Pourquoi devient-on médiateur ? D’abord, parce que les sociétés africaines vivent « une crise de croissance » affirme Bassolé, à juste titre (c’est la thèse que j’ai toujours développée, notamment à l’occasion des « mutineries » de 2011). « L’Afrique de l’Ouest, précise-t-il, a particulièrement été éprouvée par certains foyers de tensions exacerbées par les sentiments de frustration, d’exclusion et d’injustice ressentis par certains groupes sociaux. Ainsi, les crises que la région a enregistrées sont issues de la mal-gouvernance, de la défaillance des processus électoraux, de la confiscation du pouvoir par des clans, de la mauvaise répartition des richesses du pays, etc ».

Ensuite, nous dit-il, cette « implication du Burkina Faso […] résulte fondamentalement de sa Constitution » qui prône la paix, la coopération internationale, le règlement pacifique des différends entre Etat… On peut, cependant, douter que quelques mots dans une charte, fut-elle fondamentale, puisse changer quoi que ce soit. Les Constitutions sont, chacun le sait, à géométrie variable.
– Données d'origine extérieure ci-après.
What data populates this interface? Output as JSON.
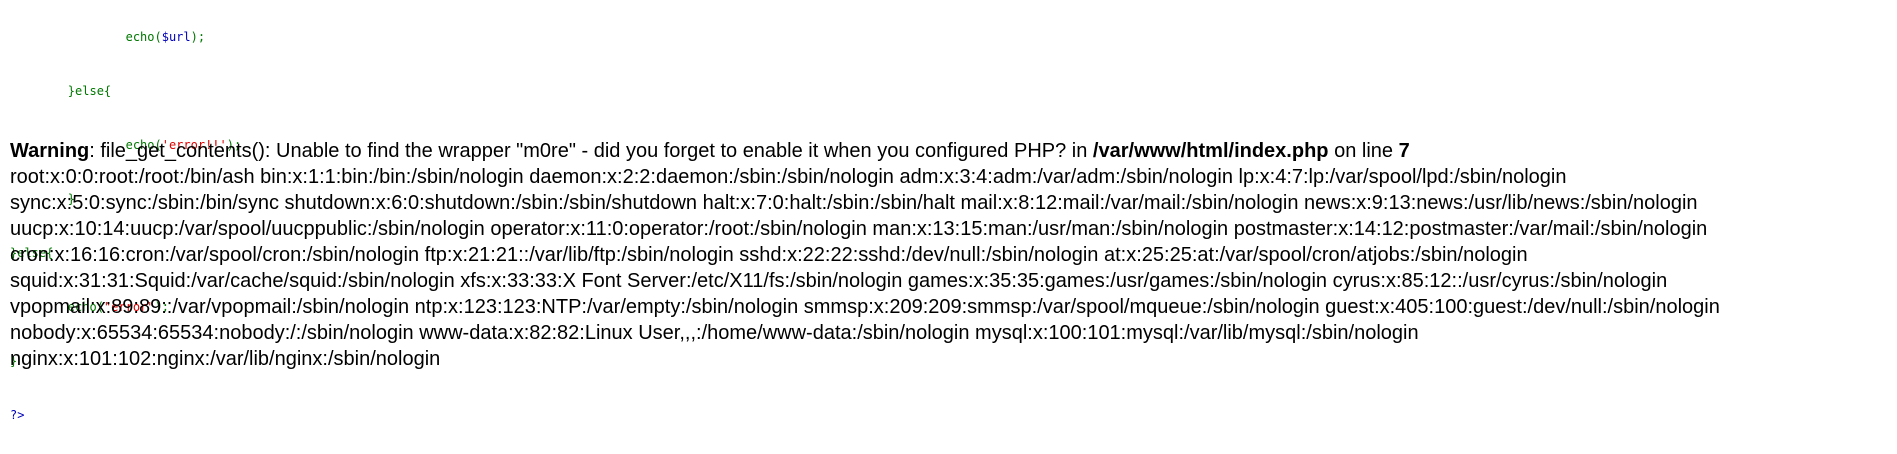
{
  "code": {
    "line1": {
      "fn": "echo(",
      "var": "$url",
      "end": ");"
    },
    "line2": {
      "text": "}else{"
    },
    "line3": {
      "fn": "echo(",
      "str": "'error!!'",
      "end": ");"
    },
    "line4": {
      "text": "}"
    },
    "line5": {
      "text": "}else{"
    },
    "line6": {
      "fn": "echo(",
      "str": "\"error\"",
      "end": ");"
    },
    "line7": {
      "text": "}"
    },
    "line8": {
      "text": "?>"
    }
  },
  "warning": {
    "label": "Warning",
    "message": ": file_get_contents(): Unable to find the wrapper \"m0re\" - did you forget to enable it when you configured PHP? in ",
    "file": "/var/www/html/index.php",
    "on_line_text": " on line ",
    "line_number": "7"
  },
  "output_lines": [
    "root:x:0:0:root:/root:/bin/ash bin:x:1:1:bin:/bin:/sbin/nologin daemon:x:2:2:daemon:/sbin:/sbin/nologin adm:x:3:4:adm:/var/adm:/sbin/nologin lp:x:4:7:lp:/var/spool/lpd:/sbin/nologin",
    "sync:x:5:0:sync:/sbin:/bin/sync shutdown:x:6:0:shutdown:/sbin:/sbin/shutdown halt:x:7:0:halt:/sbin:/sbin/halt mail:x:8:12:mail:/var/mail:/sbin/nologin news:x:9:13:news:/usr/lib/news:/sbin/nologin",
    "uucp:x:10:14:uucp:/var/spool/uucppublic:/sbin/nologin operator:x:11:0:operator:/root:/sbin/nologin man:x:13:15:man:/usr/man:/sbin/nologin postmaster:x:14:12:postmaster:/var/mail:/sbin/nologin",
    "cron:x:16:16:cron:/var/spool/cron:/sbin/nologin ftp:x:21:21::/var/lib/ftp:/sbin/nologin sshd:x:22:22:sshd:/dev/null:/sbin/nologin at:x:25:25:at:/var/spool/cron/atjobs:/sbin/nologin",
    "squid:x:31:31:Squid:/var/cache/squid:/sbin/nologin xfs:x:33:33:X Font Server:/etc/X11/fs:/sbin/nologin games:x:35:35:games:/usr/games:/sbin/nologin cyrus:x:85:12::/usr/cyrus:/sbin/nologin",
    "vpopmail:x:89:89::/var/vpopmail:/sbin/nologin ntp:x:123:123:NTP:/var/empty:/sbin/nologin smmsp:x:209:209:smmsp:/var/spool/mqueue:/sbin/nologin guest:x:405:100:guest:/dev/null:/sbin/nologin",
    "nobody:x:65534:65534:nobody:/:/sbin/nologin www-data:x:82:82:Linux User,,,:/home/www-data:/sbin/nologin mysql:x:100:101:mysql:/var/lib/mysql:/sbin/nologin",
    "nginx:x:101:102:nginx:/var/lib/nginx:/sbin/nologin"
  ],
  "colors": {
    "keyword": "#007700",
    "string": "#DD0000",
    "variable": "#0000BB",
    "text": "#000000",
    "background": "#FFFFFF"
  }
}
Heureusement, Bassolé avance d’autres arguments : « la position géographique » du pays « au cœur de l’Afrique de l’Ouest » ; son « enclavement » qui fait que le pays a des frontières en commun avec six pays ; sa « tradition d’ouverture et d’accueil ». Mais c’est le dernier argument qui me semble fondamental : « sa connaissance des différents protagonistes et acteurs des crises […] ainsi que l’environnement de ces crises ».

Bassolé, cependant, fait l’impasse sur deux éléments fondamentaux : 1 – Une diaspora présente massivement dans la région et dont l’évolution économique et sociale est liée à la bonne gouvernance dans les pays d’accueil. 2 – Des équipes gouvernementales et une administration qui sont à la hauteur de la tâche ; il n’est qu’à observer l’organisation des sessions de médiation pour s’en convaincre, car ce job, plus qu’aucun autre, est à temps complet et ne souffre pas l’improvisation ni l’à-peu-près.
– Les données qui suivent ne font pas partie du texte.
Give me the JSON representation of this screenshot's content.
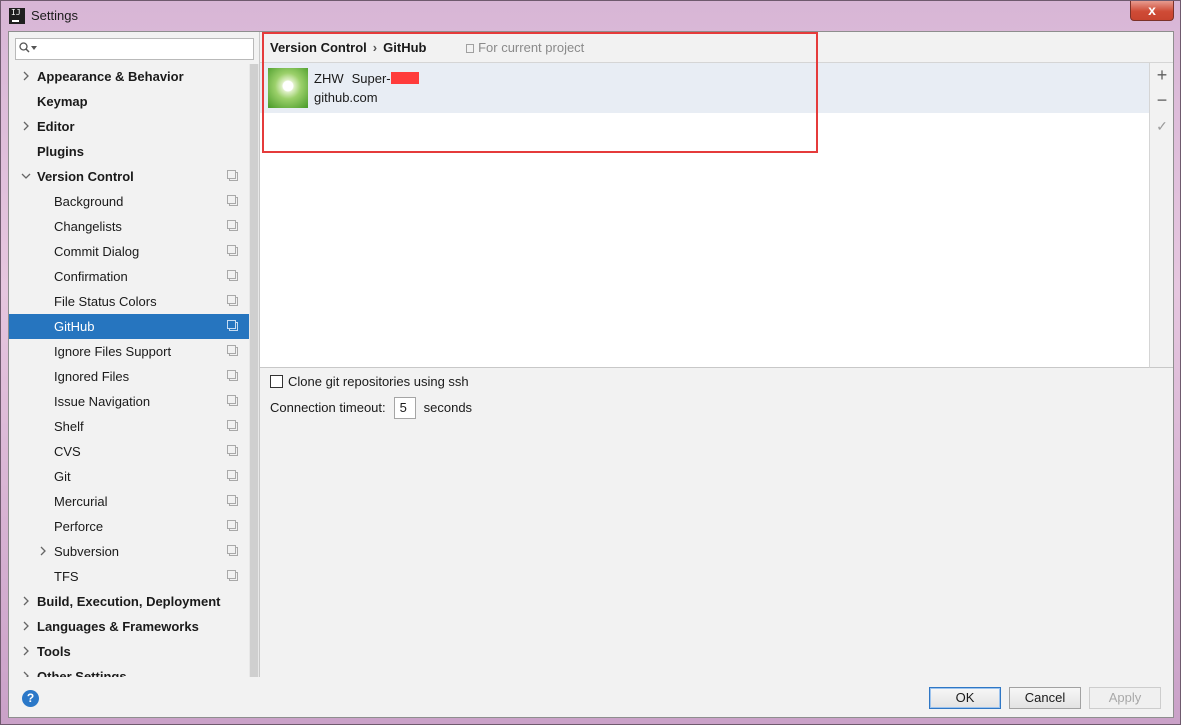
{
  "window": {
    "title": "Settings",
    "close_label": "x",
    "app_icon_text": "IJ"
  },
  "search": {
    "placeholder": "",
    "value": ""
  },
  "tree": {
    "items": [
      {
        "label": "Appearance & Behavior",
        "level": 0,
        "bold": true,
        "chevron": "right",
        "copy": false
      },
      {
        "label": "Keymap",
        "level": 0,
        "bold": true,
        "chevron": "",
        "copy": false
      },
      {
        "label": "Editor",
        "level": 0,
        "bold": true,
        "chevron": "right",
        "copy": false
      },
      {
        "label": "Plugins",
        "level": 0,
        "bold": true,
        "chevron": "",
        "copy": false
      },
      {
        "label": "Version Control",
        "level": 0,
        "bold": true,
        "chevron": "down",
        "copy": true
      },
      {
        "label": "Background",
        "level": 1,
        "bold": false,
        "chevron": "",
        "copy": true
      },
      {
        "label": "Changelists",
        "level": 1,
        "bold": false,
        "chevron": "",
        "copy": true
      },
      {
        "label": "Commit Dialog",
        "level": 1,
        "bold": false,
        "chevron": "",
        "copy": true
      },
      {
        "label": "Confirmation",
        "level": 1,
        "bold": false,
        "chevron": "",
        "copy": true
      },
      {
        "label": "File Status Colors",
        "level": 1,
        "bold": false,
        "chevron": "",
        "copy": true
      },
      {
        "label": "GitHub",
        "level": 1,
        "bold": false,
        "chevron": "",
        "copy": true,
        "selected": true
      },
      {
        "label": "Ignore Files Support",
        "level": 1,
        "bold": false,
        "chevron": "",
        "copy": true
      },
      {
        "label": "Ignored Files",
        "level": 1,
        "bold": false,
        "chevron": "",
        "copy": true
      },
      {
        "label": "Issue Navigation",
        "level": 1,
        "bold": false,
        "chevron": "",
        "copy": true
      },
      {
        "label": "Shelf",
        "level": 1,
        "bold": false,
        "chevron": "",
        "copy": true
      },
      {
        "label": "CVS",
        "level": 1,
        "bold": false,
        "chevron": "",
        "copy": true
      },
      {
        "label": "Git",
        "level": 1,
        "bold": false,
        "chevron": "",
        "copy": true
      },
      {
        "label": "Mercurial",
        "level": 1,
        "bold": false,
        "chevron": "",
        "copy": true
      },
      {
        "label": "Perforce",
        "level": 1,
        "bold": false,
        "chevron": "",
        "copy": true
      },
      {
        "label": "Subversion",
        "level": 1,
        "bold": false,
        "chevron": "right",
        "copy": true
      },
      {
        "label": "TFS",
        "level": 1,
        "bold": false,
        "chevron": "",
        "copy": true
      },
      {
        "label": "Build, Execution, Deployment",
        "level": 0,
        "bold": true,
        "chevron": "right",
        "copy": false
      },
      {
        "label": "Languages & Frameworks",
        "level": 0,
        "bold": true,
        "chevron": "right",
        "copy": false
      },
      {
        "label": "Tools",
        "level": 0,
        "bold": true,
        "chevron": "right",
        "copy": false
      },
      {
        "label": "Other Settings",
        "level": 0,
        "bold": true,
        "chevron": "right",
        "copy": false
      }
    ]
  },
  "breadcrumb": {
    "parent": "Version Control",
    "current": "GitHub",
    "separator": "›",
    "scope_note": "For current project"
  },
  "account": {
    "name": "ZHW",
    "login": "Super-",
    "host": "github.com"
  },
  "account_tools": {
    "add": "+",
    "remove": "−",
    "default": "✓"
  },
  "options": {
    "clone_ssh_label": "Clone git repositories using ssh",
    "clone_ssh_checked": false,
    "timeout_label": "Connection timeout:",
    "timeout_value": "5",
    "timeout_unit": "seconds"
  },
  "buttons": {
    "help": "?",
    "ok": "OK",
    "cancel": "Cancel",
    "apply": "Apply"
  },
  "colors": {
    "selection": "#2675bf",
    "highlight": "#e53b3b",
    "accent": "#2b78c8"
  }
}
Bassolé dit encore que le Burkina Faso « inscrit sa démarche dans le cadre d’une action concertée avec les pays voisins et les partenaires de la communauté international ». C’est bien plus une formule de politesse (et une nécessité diplomatique) qu’une reconnaissance effective du rôle joué par les institutions africaines. Bassolé parle d’ailleurs « d’accompagnement » et de « contributions multiformes ».
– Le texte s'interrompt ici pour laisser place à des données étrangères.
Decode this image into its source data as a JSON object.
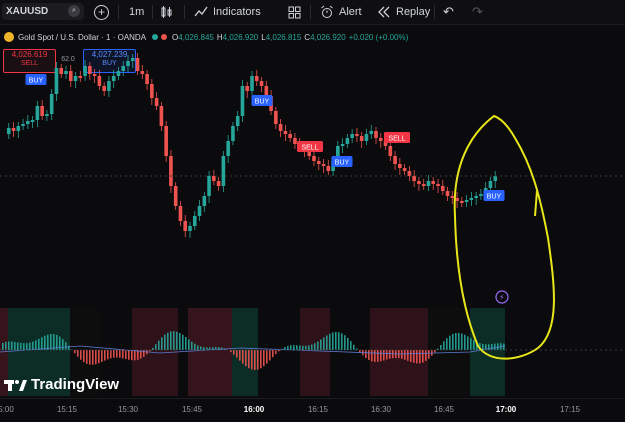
{
  "toolbar": {
    "symbol": "XAUUSD",
    "interval": "1m",
    "indicators_label": "Indicators",
    "alert_label": "Alert",
    "replay_label": "Replay"
  },
  "legend": {
    "title": "Gold Spot / U.S. Dollar · 1 · OANDA",
    "o_label": "O",
    "o": "4,026.845",
    "h_label": "H",
    "h": "4,026.920",
    "l_label": "L",
    "l": "4,026.815",
    "c_label": "C",
    "c": "4,026.920",
    "change": "+0.020 (+0.00%)"
  },
  "order": {
    "sell_price": "4,026.619",
    "sell_label": "SELL",
    "spread": "62.0",
    "buy_price": "4,027.239",
    "buy_label": "BUY"
  },
  "signals": [
    {
      "label": "BUY",
      "type": "buy"
    },
    {
      "label": "BUY",
      "type": "buy"
    },
    {
      "label": "SELL",
      "type": "sell"
    },
    {
      "label": "BUY",
      "type": "buy"
    },
    {
      "label": "SELL",
      "type": "sell"
    },
    {
      "label": "BUY",
      "type": "buy"
    }
  ],
  "x_axis": {
    "ticks": [
      "5:00",
      "15:15",
      "15:30",
      "15:45",
      "16:00",
      "16:15",
      "16:30",
      "16:45",
      "17:00",
      "17:15"
    ],
    "bold": [
      "16:00",
      "17:00"
    ]
  },
  "brand": "TradingView",
  "colors": {
    "up": "#26a69a",
    "down": "#ef5350",
    "buy": "#2962ff",
    "sell": "#f23645",
    "annotation": "#e8e619"
  },
  "chart_data": {
    "type": "candlestick",
    "price_level": "4,026.92",
    "note": "Gold 1-minute candles with BUY/SELL signal markers and a histogram oscillator below"
  }
}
On peut regretter, d’ailleurs, que ces actions de médiation ne soient pas du ressort des organisations multilatérales, ce qui éviterait qu’un Etat ne soit trop impliqué personnellement dans ces opérations au risque d’être accusé de dérives (Blaise Compaoré est mandaté comme médiateur au Mali par la Cédéao dont le président de la Commission est un Burkinabè ; tout dérapage sera nécessairement mis au compte de Ouaga). Mais bien évidemment, on ne peut reprocher au Burkina Faso de faire un job que personne d’autre n’est en mesure d’assurer.

* Djibrill Y. Bassolé rappelle que, hormis le Mali, Blaise Compaoré a été désigné médiateur et facilitateur dans les crises qu’ont connu le Togo (1990-1993 et 2005-2006), le Niger (1992-1995), la Côte d’Ivoire (2002-2007), la Guinée (2009-2010). Les dates limites qu’il cite sont celles de la crise proprement dite ; il est bien évident que la résolution de la crise par un accord ne signifie pas pour autant la fin de la médiation, loin de là.